I have a 3 year old MacPro, dual core, 2.66gh, 5gb memory (yeah, I know I need more). I took this morning's card, and ran it through my new, then my old workflow.
I have Lightroom set up to apply metadata and a global develop setting on import. It's the same settings I use in my old workflow, which I perform manually. I had a card with 118 images. I inserted the card and set the stopwatch.
Time to ingest all images: 4:25. Time to finish previews: 29:21. I edited during the preview build, deleted some images, renamed and captioned the take, and renamed the files manually.
Then I loaded the card again, and let Photo Mechanic handle the ingest. It took 1:21. When it was done ingesting I reviewed full-screen images (the RAW jpg, unprocessed), and deleted the bad ones. Then I manually renamed the files, applied my metadata template, and captioned the take. this took another 1:23.
Then I opened Bridge (CS5) and pointed it to the folder. I applied my two develop presets, a camera profile and my global adjustments. I waited until Bridge processed and built previews, and stopped the stopwatch.
Total elapsed time from card to finish: 5:57. 23 minutes faster than Lightroom.
I think this workflow experiment is over.

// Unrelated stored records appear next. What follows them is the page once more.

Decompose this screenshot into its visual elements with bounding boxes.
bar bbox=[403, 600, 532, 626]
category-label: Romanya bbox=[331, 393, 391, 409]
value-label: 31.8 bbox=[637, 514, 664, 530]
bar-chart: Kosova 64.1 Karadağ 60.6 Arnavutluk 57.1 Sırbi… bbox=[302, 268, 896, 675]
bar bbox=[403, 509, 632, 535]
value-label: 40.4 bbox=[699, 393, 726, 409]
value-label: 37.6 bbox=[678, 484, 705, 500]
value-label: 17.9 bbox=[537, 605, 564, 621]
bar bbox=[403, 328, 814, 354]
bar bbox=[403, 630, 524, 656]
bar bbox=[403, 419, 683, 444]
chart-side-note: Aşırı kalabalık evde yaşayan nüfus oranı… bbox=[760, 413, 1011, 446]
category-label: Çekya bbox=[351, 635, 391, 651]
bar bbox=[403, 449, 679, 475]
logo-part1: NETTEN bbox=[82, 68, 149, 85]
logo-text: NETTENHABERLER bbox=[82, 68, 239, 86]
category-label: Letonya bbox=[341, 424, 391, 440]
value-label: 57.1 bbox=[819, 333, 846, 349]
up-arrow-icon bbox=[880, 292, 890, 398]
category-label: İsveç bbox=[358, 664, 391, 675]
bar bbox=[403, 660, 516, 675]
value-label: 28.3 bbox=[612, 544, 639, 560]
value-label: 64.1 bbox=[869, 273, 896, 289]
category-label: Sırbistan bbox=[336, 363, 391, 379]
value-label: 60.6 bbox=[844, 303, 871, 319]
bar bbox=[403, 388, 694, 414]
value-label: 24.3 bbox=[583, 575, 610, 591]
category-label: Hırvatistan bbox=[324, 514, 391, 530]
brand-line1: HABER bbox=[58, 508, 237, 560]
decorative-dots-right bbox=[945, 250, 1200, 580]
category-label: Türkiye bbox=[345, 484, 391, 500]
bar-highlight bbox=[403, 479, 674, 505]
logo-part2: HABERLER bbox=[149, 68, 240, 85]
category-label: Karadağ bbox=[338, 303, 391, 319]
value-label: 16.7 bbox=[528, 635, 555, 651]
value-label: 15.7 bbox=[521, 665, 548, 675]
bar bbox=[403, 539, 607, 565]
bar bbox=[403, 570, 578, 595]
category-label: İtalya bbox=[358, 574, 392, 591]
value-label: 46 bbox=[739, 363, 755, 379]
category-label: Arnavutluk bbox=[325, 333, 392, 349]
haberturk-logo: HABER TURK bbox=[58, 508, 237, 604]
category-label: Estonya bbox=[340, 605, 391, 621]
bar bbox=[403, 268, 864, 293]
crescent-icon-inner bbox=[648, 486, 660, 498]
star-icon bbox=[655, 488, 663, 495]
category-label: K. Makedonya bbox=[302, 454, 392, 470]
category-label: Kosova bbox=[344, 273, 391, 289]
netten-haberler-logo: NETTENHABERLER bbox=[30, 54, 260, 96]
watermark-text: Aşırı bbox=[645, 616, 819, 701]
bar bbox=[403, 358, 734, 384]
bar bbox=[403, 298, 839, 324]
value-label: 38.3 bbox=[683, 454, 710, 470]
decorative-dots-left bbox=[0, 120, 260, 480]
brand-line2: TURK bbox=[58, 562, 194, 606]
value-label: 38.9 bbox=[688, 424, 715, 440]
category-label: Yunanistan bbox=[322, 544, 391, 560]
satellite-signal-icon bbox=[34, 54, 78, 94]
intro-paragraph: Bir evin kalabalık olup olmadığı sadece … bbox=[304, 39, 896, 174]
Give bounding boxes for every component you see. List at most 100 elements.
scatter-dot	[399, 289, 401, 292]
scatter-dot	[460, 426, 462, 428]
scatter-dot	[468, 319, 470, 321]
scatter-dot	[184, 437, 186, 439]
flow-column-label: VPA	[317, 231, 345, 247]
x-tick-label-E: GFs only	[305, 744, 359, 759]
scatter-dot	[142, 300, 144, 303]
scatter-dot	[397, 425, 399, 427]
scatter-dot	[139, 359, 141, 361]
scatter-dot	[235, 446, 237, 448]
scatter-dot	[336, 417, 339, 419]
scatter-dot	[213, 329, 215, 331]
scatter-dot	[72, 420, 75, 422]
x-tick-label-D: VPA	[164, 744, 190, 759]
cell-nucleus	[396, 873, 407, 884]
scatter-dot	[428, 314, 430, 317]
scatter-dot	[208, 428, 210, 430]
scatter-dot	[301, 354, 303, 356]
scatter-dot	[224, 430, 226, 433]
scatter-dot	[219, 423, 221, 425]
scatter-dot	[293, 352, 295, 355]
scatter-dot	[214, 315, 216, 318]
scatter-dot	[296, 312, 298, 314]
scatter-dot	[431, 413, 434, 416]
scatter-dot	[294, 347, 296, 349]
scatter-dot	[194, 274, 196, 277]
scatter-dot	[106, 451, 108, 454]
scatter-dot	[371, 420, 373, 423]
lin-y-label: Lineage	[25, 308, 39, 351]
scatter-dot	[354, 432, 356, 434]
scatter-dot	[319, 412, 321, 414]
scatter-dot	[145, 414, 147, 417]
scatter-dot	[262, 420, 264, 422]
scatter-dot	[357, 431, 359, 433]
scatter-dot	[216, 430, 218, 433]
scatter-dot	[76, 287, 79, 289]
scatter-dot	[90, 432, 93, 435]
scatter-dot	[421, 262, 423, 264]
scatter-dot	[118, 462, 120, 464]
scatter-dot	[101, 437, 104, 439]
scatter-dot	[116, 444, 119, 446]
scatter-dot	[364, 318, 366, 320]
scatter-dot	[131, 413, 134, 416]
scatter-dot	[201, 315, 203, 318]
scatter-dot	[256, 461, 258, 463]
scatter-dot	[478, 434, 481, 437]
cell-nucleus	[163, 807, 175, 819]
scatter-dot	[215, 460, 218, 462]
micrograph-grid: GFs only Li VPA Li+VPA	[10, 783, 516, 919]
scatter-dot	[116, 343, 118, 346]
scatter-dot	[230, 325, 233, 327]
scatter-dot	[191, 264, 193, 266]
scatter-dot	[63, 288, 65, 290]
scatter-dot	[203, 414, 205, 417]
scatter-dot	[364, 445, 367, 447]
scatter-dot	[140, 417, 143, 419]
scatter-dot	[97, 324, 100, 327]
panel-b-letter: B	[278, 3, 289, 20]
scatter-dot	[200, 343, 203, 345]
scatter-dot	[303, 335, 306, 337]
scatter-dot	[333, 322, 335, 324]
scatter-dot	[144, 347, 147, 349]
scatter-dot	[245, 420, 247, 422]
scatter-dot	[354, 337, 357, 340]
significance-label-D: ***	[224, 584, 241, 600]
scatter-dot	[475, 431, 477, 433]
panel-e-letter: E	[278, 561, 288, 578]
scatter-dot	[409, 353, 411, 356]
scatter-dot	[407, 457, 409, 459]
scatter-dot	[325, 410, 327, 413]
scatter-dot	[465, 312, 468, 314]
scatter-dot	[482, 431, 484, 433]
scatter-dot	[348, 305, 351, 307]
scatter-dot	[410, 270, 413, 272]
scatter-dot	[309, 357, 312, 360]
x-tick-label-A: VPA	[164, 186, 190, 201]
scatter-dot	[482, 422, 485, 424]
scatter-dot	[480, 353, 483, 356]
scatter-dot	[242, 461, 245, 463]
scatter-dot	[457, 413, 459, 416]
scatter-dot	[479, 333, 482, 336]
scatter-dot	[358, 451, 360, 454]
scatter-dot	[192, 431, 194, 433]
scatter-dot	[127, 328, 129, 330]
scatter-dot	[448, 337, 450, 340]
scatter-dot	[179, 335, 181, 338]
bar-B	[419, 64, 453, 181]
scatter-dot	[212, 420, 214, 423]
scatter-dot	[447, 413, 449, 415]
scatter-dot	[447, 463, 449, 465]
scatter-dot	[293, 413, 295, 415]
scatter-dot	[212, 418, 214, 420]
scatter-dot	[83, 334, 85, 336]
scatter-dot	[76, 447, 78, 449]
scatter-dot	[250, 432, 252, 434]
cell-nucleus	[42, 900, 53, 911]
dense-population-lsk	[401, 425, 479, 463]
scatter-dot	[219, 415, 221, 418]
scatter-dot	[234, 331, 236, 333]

I wonder why it takes so long to generate your previews in LightRoom? I'm on Windows. I haven't timed my 1:1 preview generation, but it feels 3 or 4 times faster than you describe. I'm converting to dng as part of my import process. I also will review and some editing while the import and preview process is happening.
Posted by: Alan Schrank | August 05, 2010 at 12:42 PM
From my experience, rendering 1:1 previews in Lightroom on a PC is really slow also. Your 29 minutes to render 118 of them from 5DMkII RAW files sounds about right. I am using XP 32 bit on a Quad core PC with 4GB RAM. While rendering, the entire machine is heavily burdened with the task. I really hope that Adobe can find a way to speed this process up.